The scale of the provision increase stands in contrast to a relatively modest 2.8% rise in gross non-performing loans to KSh 40.8 billion. The gross NPL ratio actually improved, falling 1.5 percentage points to 11.8% as gross loan growth of 15.5% outpaced impaired loan growth. That divergence suggests management built forward provisions ahead of any deterioration rather than in response to it, consistent with IFRS 9 forward-looking requirements and a cautious read of the operating environment, particularly within segments of the SME sector. Excluding provisions, the cost to income ratio improved sharply to 45.6% from 53.7%, signalling that the underlying operating base remains efficient.

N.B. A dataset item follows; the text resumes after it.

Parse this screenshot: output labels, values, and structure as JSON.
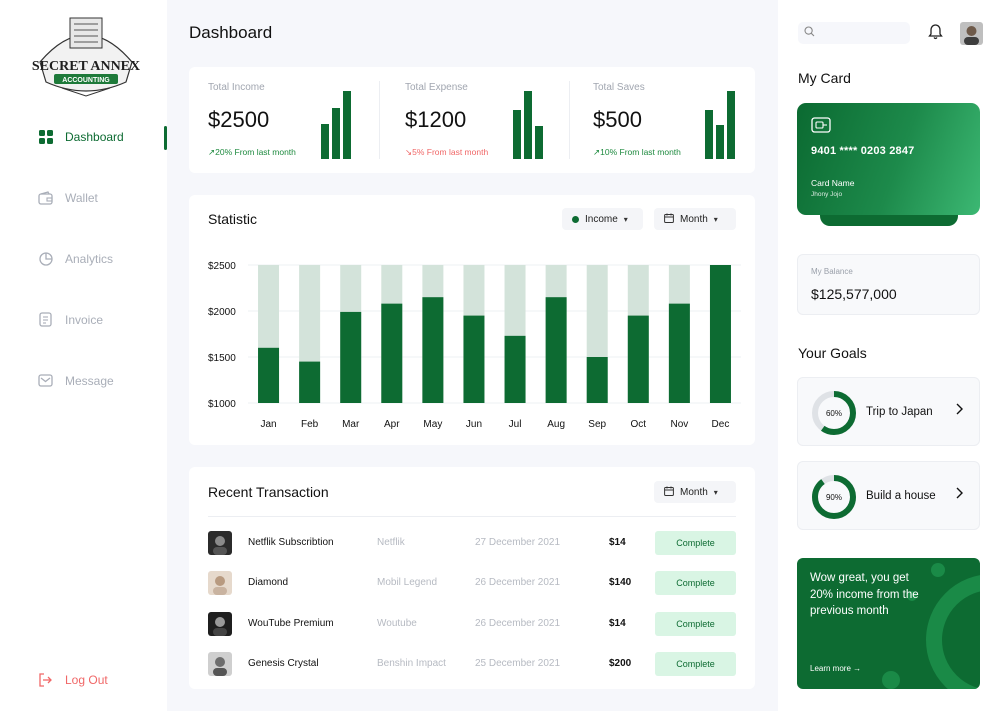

“The bank’s diversified regional footprint, trade finance positioning and corporate banking franchise remain major strengths,” said Dedan Maina, CFA at Ketu Capital. “Credit quality trends and provisioning behaviour will likely remain central to investor attention through 2026. The results point to a bank still growing strongly, but prioritising balance sheet protection as it navigates a transitioning credit cycle.”
Balance Sheet Grows as Capital Stays Above Regulatory Floors
Total assets grew 11.1% to KSh 660.9 billion, supported by a 13.8% expansion in net loans and advances to KSh 323.6 billion and a 16.7% increase in government securities holdings to KSh 159.8 billion. Loan growth outpaced deposit growth, lifting the loan to deposit ratio by 1.9 percentage points to 63.2%.
Shareholders’ funds grew 21.5% to KSh 105.6 billion, supported by an 11.4% increase in retained earnings to KSh 74.7 billion. The core capital to risk weighted assets ratio stood at 15.3%, 4.8 percentage points above the statutory minimum of 10.5%. The total capital ratio came in at 16.6%, exceeding the 14.5% regulatory floor by 2.1 percentage points. Return on average equity held at 11.4%, roughly in line with the 11.5% recorded in Q1 2025.
A Regional Franchise With Room to Grow
DTB has operated in East Africa for over 70 years as an affiliate of the Aga Khan Development Network and trades on the Nairobi Securities Exchange. The bank runs 92 branches in Kenya, 36 in Uganda, 29 in Tanzania and 4 in Burundi, with a focus on SME banking alongside growing exposure to agriculture, education and fintech.
The non-funded income decline underscores the case for deeper diversification. DTB’s DTB Weza platform, diaspora banking products and bancassurance offerings represent the clearest pathways to rebuilding fee income as the interest rate tailwind eventually moderates.
Analysts rate DTB Kenya a buy with a target price of KSh 164.5, representing a 10.2% upside from the 15 May 2026 price of KSh 149.3. The stock trades at a price to tangible book value of 0.4x and a price to earnings ratio of 3.8x, against an industry average of 1.3x and 5.7x respectively, suggesting the market has yet to fully price in the bank’s improving income trajectory.